Der Weg, den das Fenster in der Architektur bis heute durchlaufen hat, ist schon erstaunlich. Einst war es die notwendige Öffnung der Mauer zur Belüftung, doch mit der Erfindung des Glases avancierte es vergleichsweise schnell zum wichtigen Stilelement. Ihr Übriges tat die Bautechnik zu dieser Entwicklung: Immer gewagtere Konstruktionen führten im Laufe der Jahrhunderte zu immer weniger Wand und immer grösseren Fensterflächen. Bis schliesslich die Wand völlig überflüssig und Anfang des 20. Jahrhunderts durch die vorgehängte Glasfassade ersetzt wurde. Soweit im Schnelldurchlauf die Baugeschichte des Fensters. Heute sind Glasfassaden gängiges Ausdrucksmittel der Fassadengestaltung, mit all seinen Vor- (Helligkeit, Wertigkeit, Philosophie der Transparenz etc.) und Nachteilen (solare Erwärmung, Notwendigkeit der Verschattung wegen Bildschirmarbeit, Klimatisierung etc.). Im Wohnungsbau allerdings hat sich die Glasfassade allerhöchstens beim Wintergarten durchsetzen können. Das Zuhause ist eben doch ein Ort des Zurückziehens. Hier soll die Grenze zwischen privat und öffentlich deutlich vollzogen werden können – und das geht nun mal am besten mit der altehrwürdigen, undurchsichtigen Wand.
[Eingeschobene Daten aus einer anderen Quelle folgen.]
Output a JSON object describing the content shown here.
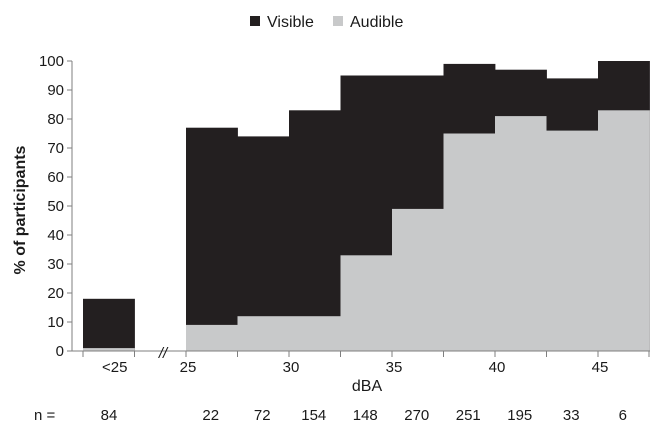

Die klassische Moderne mit ihrer gänzlich revolutionierten Sicht auf die Statik – Stichwort: Domino Haus, also ein von statischen Zwängen frei gestaltbarer Grundriss – hat noch etwas anderes hervorgebracht, nämlich den fliessenden Raum, d. h. die räumliche Kontinuität im Gebäude. Innenräume konnten nun nahezu grenzenlos den Bedürfnissen des Bewohners angepasst werden – ein wichtiger Aspekt für Otto Häuslebauer, der im Leben schliesslich nicht allzu oft ein eigenes Haus baut. Von den architektonischen Errungenschaften dieser Zeit zehren wir noch heute, und so ist es im Wohnungsbau vor allem wichtig, das richtige und höchst individuelle Gleichgewicht von offen und geschlossen zu finden, durch die richtige Anordnung von Mauer da, wo Blicke unerwünscht, und Fensteröffnung dort, wo Lichteinfall sowie Ausblick gewollt sind.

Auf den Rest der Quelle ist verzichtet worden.